GMAN 651bu, Richard Wagner and the Theater of Modernism. Cyrus Hamlin. MW 1–2.15
Introduction to the life, thought, and work of Richard Wagner, with close study of selected musical dramas including Tannhäuser, The Ring of the Nibelung, The Mastersingers of Nuremberg, and Parsifal. Particular focus on his concept of theater, drama and opera (Gesamtkunstwerk) and its realization through performance, above all in the context of the Bayreuth Festival. Consideration of Wagner's European influence (especially on Nietzsche and G. B. Shaw) and the production history of his work to the present. Also CPLT 863bu.

GMAN 661au, Goethe's Faust in Its European Context. Cyrus Hamlin. MW 1–2.15
Close study of Goethe's Faust, Parts I and II. History of composition, reception, and performance of the drama, traditions of the Faust legend, philosophical theories of tragedy in German Idealism, and Romantic theories of myth and history in drama. Also CPLT 611au.

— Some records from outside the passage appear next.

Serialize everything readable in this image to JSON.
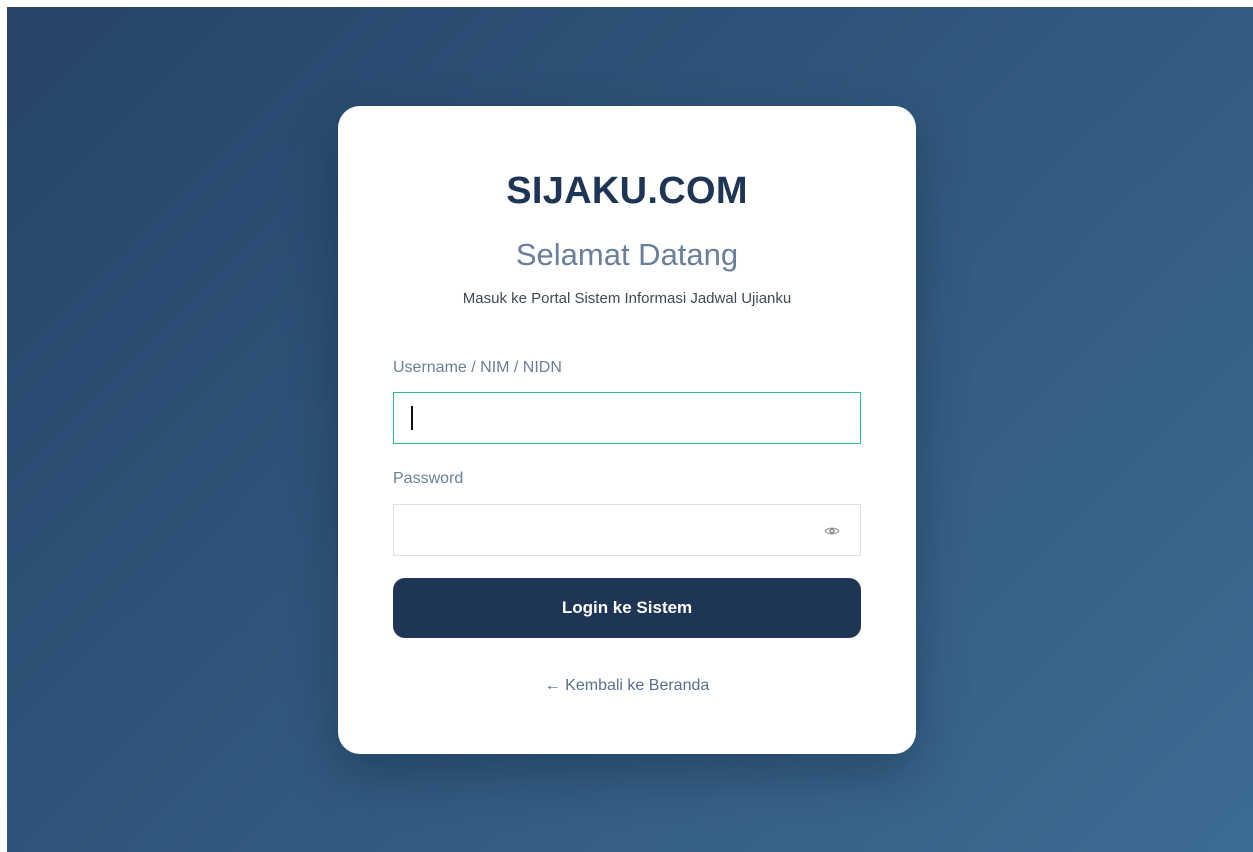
{
  "app": {
    "brand": "SIJAKU.COM",
    "welcome": "Selamat Datang",
    "subtitle": "Masuk ke Portal Sistem Informasi Jadwal Ujianku"
  },
  "form": {
    "username": {
      "label": "Username / NIM / NIDN",
      "value": "",
      "placeholder": ""
    },
    "password": {
      "label": "Password",
      "value": "",
      "placeholder": "",
      "toggle_icon": "eye-icon"
    },
    "submit_label": "Login ke Sistem",
    "back_link": "← Kembali ke Beranda"
  },
  "colors": {
    "primary": "#1f3556",
    "accent_focus": "#2fbf8f",
    "muted_text": "#6a7f9b",
    "background_start": "#27446a",
    "background_end": "#3d6c92"
  }
}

GMAN 695au, Aesthetics of Horror and Disgust. Winfried Menninghaus. T 3.30–5.20
Outline of some major theoretical models of how art can transform horror into a source of pleasure. Focus on a widely neglected topos of aesthetics: that of Ekel (disgust), which in Mendelssohn, Lessing, and Kant demarcates those border phenomena which resist any transformation into aesthetic pleasure. Readings include Dubos, Mendelssohn, Lessing, Kant, Nietzsche, Baudelaire, Lovecraft, Freud, and Sartre. Also CPLT 743a.

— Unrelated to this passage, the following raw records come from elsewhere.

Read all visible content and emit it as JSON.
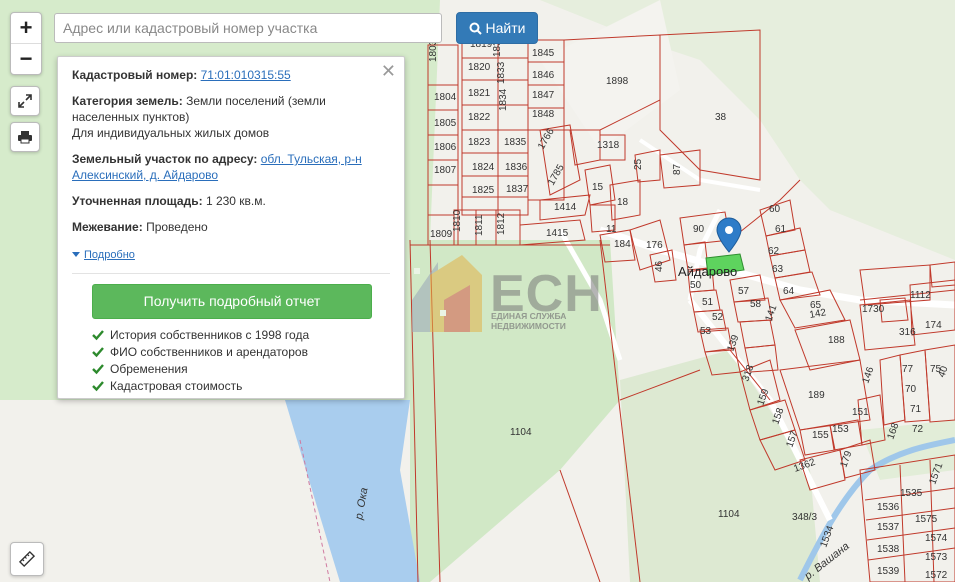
{
  "search": {
    "placeholder": "Адрес или кадастровый номер участка",
    "button_label": "Найти"
  },
  "zoom": {
    "in_label": "+",
    "out_label": "−"
  },
  "popup": {
    "cadastral_label": "Кадастровый номер:",
    "cadastral_value": "71:01:010315:55",
    "category_label": "Категория земель:",
    "category_value": "Земли поселений (земли населенных пунктов)",
    "category_use": "Для индивидуальных жилых домов",
    "address_label": "Земельный участок по адресу:",
    "address_value": "обл. Тульская, р-н Алексинский, д. Айдарово",
    "area_label": "Уточненная площадь:",
    "area_value": "1 230 кв.м.",
    "survey_label": "Межевание:",
    "survey_value": "Проведено",
    "details_link": "Подробно",
    "report_button": "Получить подробный отчет",
    "features": [
      "История собственников с 1998 года",
      "ФИО собственников и арендаторов",
      "Обременения",
      "Кадастровая стоимость"
    ]
  },
  "watermark": {
    "logo_text": "ЕСН",
    "line1": "ЕДИНАЯ СЛУЖБА",
    "line2": "НЕДВИЖИМОСТИ"
  },
  "map": {
    "place_label": "Айдарово",
    "river_label": "р. Ока",
    "stream_label": "р. Вашана",
    "plot_numbers": [
      "1819",
      "1832",
      "1845",
      "1803",
      "1820",
      "1833",
      "1846",
      "1804",
      "1821",
      "1834",
      "1847",
      "1805",
      "1822",
      "1848",
      "1806",
      "1823",
      "1835",
      "1766",
      "1807",
      "1824",
      "1836",
      "1825",
      "1837",
      "1809",
      "1810",
      "1811",
      "1812",
      "1414",
      "1415",
      "1898",
      "38",
      "1318",
      "25",
      "87",
      "1785",
      "15",
      "18",
      "11",
      "184",
      "176",
      "46",
      "90",
      "60",
      "61",
      "62",
      "63",
      "64",
      "65",
      "50",
      "51",
      "52",
      "53",
      "57",
      "58",
      "139",
      "141",
      "142",
      "188",
      "318",
      "159",
      "158",
      "157",
      "155",
      "153",
      "151",
      "179",
      "189",
      "1104",
      "1104",
      "1362",
      "1730",
      "1112",
      "174",
      "316",
      "146",
      "77",
      "75",
      "40",
      "70",
      "71",
      "72",
      "168",
      "1535",
      "1536",
      "1537",
      "1538",
      "1539",
      "1575",
      "1574",
      "1573",
      "1572",
      "1571",
      "1534",
      "348/3",
      "11"
    ],
    "colors": {
      "road": "#fbfbfa",
      "forest": "#d1e8c6",
      "water": "#aed1f0",
      "plot_line": "#c0392b",
      "selected_plot": "#5ed35e",
      "marker": "#2e7cc8"
    }
  },
  "icons": {
    "fullscreen": "expand-icon",
    "print": "print-icon",
    "ruler": "ruler-icon",
    "search": "search-icon",
    "check": "check-icon",
    "close": "close-icon",
    "marker": "map-marker-icon"
  }
}
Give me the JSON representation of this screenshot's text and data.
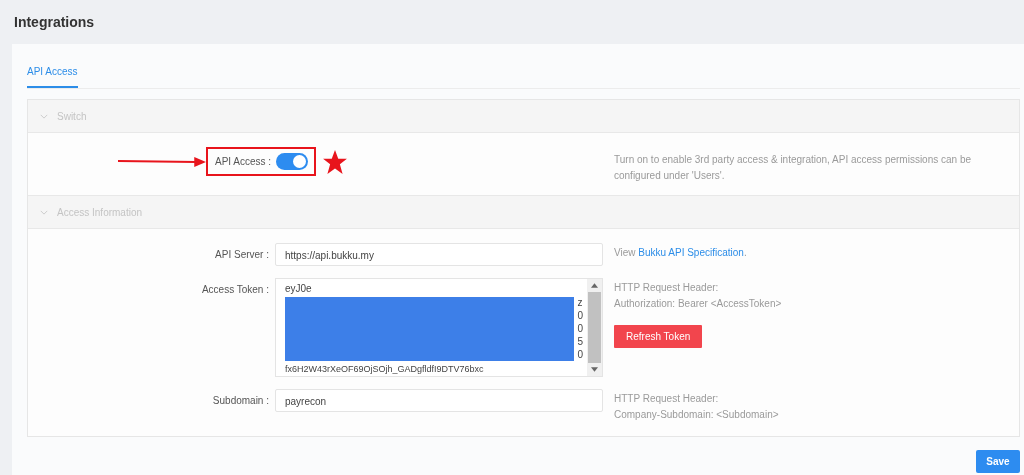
{
  "page": {
    "title": "Integrations"
  },
  "tabs": [
    {
      "label": "API Access",
      "selected": true
    }
  ],
  "sections": [
    {
      "kind": "switch",
      "title": "Switch",
      "expanded": true,
      "label": "API Access :",
      "on": true,
      "help": "Turn on to enable 3rd party access & integration, API access permissions can be configured under 'Users'."
    },
    {
      "kind": "fields",
      "title": "Access Information",
      "expanded": true,
      "fields": [
        {
          "kind": "input",
          "label": "API Server :",
          "value": "https://api.bukku.my",
          "help_prefix": "View ",
          "help_link": "Bukku API Specification",
          "help_suffix": "."
        },
        {
          "kind": "token",
          "label": "Access Token :",
          "first_line": "eyJ0e",
          "line_ends": [
            "z",
            "0",
            "0",
            "5",
            "0"
          ],
          "last_line": "fx6H2W43rXeOF69OjSOjh_GADgfldfI9DTV76bxc",
          "help_lines": [
            "HTTP Request Header:",
            "Authorization: Bearer <AccessToken>"
          ],
          "button": "Refresh Token"
        },
        {
          "kind": "input",
          "label": "Subdomain :",
          "value": "payrecon",
          "help_lines": [
            "HTTP Request Header:",
            "Company-Subdomain: <Subdomain>"
          ]
        }
      ]
    }
  ],
  "save_button": "Save"
}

GMAN 707a, Venus and Adonis: Beauty in Art and the Cult of the Beautiful Body. Winfried Menninghaus. M 3.30–5.20
Taking the myth of Venus and Adonis as its point of departure, the seminar offers a multifaceted approach to dealing with the power and failures of beauty. Readings include Shakespeare's "Venus and Adonis" and other versions of the myth by Ronsard, Friedrich Schlegel, d'Annunzio, John Cheever; philosophical accounts of beauty (Plato, Baumgarten, Burke, Kant, and Nietzsche); as well as the "theories" of beauty in evolutionary biology, psychoanalysis (Freud), and recent empirical psychology. Also CPLT 951a.

GMAN 770au, German Literature after World War II: Turning Points. Ingeborg Glier. TTh 9–10.15
Introduction to young writers intent on finding their own voices in a ruined country and in a culture of uncertain future; their attempts to come to terms with the past and to shape the present; new forms of prose, drama, and poetry; Gruppe 47. Authors include Aichinger, Bachmann, Böll, Celan, Eich, Grass, Handke, Müller, and Wolf.